L’Institut de recherche et d’informations socioéconomiques (IRIS) publiait le 12 janvier dernier une étude montrant les risques de la croissance fulgurante de l’industrie privée de la télésanté sur le système public de santé. Or, plutôt que de refermer les brèches légales favorisant cette tendance inquiétante comme le recommandait notre étude, le gouvernement Legault a choisi d’ouvrir toute grande la porte à cette nouvelle forme de médecine privée à but lucratif, laissant craindre l’émergence d’un véritable système de santé à deux vitesses au Québec.

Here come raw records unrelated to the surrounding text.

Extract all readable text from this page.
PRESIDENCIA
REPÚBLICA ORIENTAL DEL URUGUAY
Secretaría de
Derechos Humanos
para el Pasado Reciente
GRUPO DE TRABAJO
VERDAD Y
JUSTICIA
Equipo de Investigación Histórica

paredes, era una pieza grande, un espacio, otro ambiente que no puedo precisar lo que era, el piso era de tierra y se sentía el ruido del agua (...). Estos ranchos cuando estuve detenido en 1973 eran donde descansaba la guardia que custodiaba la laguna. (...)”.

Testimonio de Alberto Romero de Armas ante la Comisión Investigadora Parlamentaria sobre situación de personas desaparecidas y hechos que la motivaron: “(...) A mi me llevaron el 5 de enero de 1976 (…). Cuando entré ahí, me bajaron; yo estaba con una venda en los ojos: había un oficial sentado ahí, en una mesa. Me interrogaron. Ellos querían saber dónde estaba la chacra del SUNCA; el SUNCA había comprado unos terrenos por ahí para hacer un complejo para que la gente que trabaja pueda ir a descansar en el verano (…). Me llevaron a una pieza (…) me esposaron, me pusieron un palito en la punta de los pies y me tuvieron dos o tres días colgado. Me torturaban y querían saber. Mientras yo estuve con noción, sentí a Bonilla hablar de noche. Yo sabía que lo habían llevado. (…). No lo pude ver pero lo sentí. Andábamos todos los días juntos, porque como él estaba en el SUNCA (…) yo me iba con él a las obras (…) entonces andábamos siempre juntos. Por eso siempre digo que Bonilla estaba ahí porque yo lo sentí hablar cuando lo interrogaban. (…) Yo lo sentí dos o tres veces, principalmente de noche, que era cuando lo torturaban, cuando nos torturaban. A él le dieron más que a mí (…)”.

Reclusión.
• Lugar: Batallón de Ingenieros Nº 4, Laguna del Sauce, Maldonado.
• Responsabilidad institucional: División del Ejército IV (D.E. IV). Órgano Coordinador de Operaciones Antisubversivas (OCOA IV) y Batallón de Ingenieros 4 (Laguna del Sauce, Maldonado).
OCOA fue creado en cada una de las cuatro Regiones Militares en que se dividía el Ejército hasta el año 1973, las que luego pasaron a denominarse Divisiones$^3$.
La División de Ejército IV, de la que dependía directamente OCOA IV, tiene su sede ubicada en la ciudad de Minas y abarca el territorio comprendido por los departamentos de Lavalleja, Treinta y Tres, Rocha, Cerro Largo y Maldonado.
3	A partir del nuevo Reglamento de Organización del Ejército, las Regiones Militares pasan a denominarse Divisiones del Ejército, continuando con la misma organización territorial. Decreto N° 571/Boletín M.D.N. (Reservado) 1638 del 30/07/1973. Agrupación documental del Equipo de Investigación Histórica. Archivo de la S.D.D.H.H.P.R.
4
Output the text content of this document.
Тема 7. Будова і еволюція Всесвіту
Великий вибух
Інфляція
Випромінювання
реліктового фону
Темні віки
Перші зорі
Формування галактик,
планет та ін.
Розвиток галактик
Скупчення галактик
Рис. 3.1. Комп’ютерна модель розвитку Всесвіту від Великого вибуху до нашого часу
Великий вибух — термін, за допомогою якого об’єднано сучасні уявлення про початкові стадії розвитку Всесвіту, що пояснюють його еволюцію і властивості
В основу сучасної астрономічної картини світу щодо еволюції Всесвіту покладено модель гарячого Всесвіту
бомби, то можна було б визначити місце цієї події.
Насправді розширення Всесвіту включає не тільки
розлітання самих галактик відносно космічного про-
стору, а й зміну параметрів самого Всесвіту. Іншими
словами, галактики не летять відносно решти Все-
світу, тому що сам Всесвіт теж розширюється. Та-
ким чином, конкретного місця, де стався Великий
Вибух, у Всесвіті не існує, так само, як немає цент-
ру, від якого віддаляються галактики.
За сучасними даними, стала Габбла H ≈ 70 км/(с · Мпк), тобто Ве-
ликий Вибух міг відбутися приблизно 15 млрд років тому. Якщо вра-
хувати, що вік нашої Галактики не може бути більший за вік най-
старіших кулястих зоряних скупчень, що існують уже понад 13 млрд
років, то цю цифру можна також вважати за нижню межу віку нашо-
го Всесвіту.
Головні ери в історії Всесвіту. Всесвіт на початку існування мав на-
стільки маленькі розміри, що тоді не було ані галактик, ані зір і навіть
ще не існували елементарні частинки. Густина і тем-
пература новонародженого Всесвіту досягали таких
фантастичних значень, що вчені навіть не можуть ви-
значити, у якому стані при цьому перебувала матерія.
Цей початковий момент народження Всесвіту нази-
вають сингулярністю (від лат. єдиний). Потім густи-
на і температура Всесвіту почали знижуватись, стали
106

Une modification du cadre réglementaire adoptée en catimini
Le 7 décembre dernier, le gouvernement Legault a adopté par décret une modification de la Loi sur l’assurance maladie qui officialise l’extension de la couverture publique aux services de télémédecine qui avait été temporairement accordée au début de la pandémie. Toutefois, en raison de cette modification – entrée en vigueur le 1er janvier dernier – les services médicaux en téléconsultation peuvent aujourd’hui être couverts par des régimes privés d’avantages sociaux ou d’assurance collective même s’ils sont déjà couverts par le régime public. Les médecins du régime public sont également désormais autorisés à vendre leurs services aux entreprises privées de soins virtuels.

« Ces modifications, adoptées suite à des pressions directes de l’industrie auprès du gouvernement, sont complètement passées sous le radar et n’ont fait l’objet d’aucun débat public. Pourtant, elles sont en contradiction flagrante avec l’esprit de la loi puisqu’elles ébranlent deux piliers fondamentaux du système public de santé québécois, soit l’interdiction de la pratique mixte (publique-privée) pour les médecins et l’interdiction des assurances duplicatives », affirme Anne Plourde, chercheuse à l’IRIS.

Un décret qui encourage le développement d’un système de santé à deux vitesses
Différentes interdictions réglementaires de la Loi sur l’assurance maladie ont été mises en place pour s’assurer que les ressources professionnelles existantes soient mises à la disposition de l’ensemble de la population et prévenir leur détournement du réseau public par des entreprises à but lucratif du secteur de la santé.

« Le décret adopté derrière des portes closes par le gouvernement sert certainement l’intérêt de ceux et celles qui espèrent tirer profit du développement d’un marché lucratif de la santé. Il constitue cependant une brèche majeure dans l’édifice réglementaire permettant d’éviter le développement au Québec d’un système de santé à deux vitesses. En cela, il devrait être un objet de préoccupation pour l’ensemble de la population », soulève Anne Plourde.

Croissance fulgurante de l’industrie privée de la télésanté : une menace pour le système public
Depuis le printemps 2020, certains fournisseurs privés de soins virtuels ont vu leurs chiffres d’affaires quintupler ; leurs dépenses en rémunération ont quant à elles crues entre 200 % et 900% depuis deux ans. L’augmentation importante des dépenses en rémunération montre que ces entreprises sont engagées dans des opérations de recrutement qui risquent de priver le réseau public, déjà aux prises avec une importante pénurie de main-d’œuvre, de ressources professionnelles précieuses.

Comme le démontre l’étude publiée le 12 janvier dernier, le gouvernement Legault, Investissement Québec et la Caisse de dépôt et placement n’ont pas hésité à soutenir financièrement l’essor de certaines entreprises de soins virtuels et ce, malgré les risques que pose cette industrie pour la pérennité du système public et l’accès équitable aux services.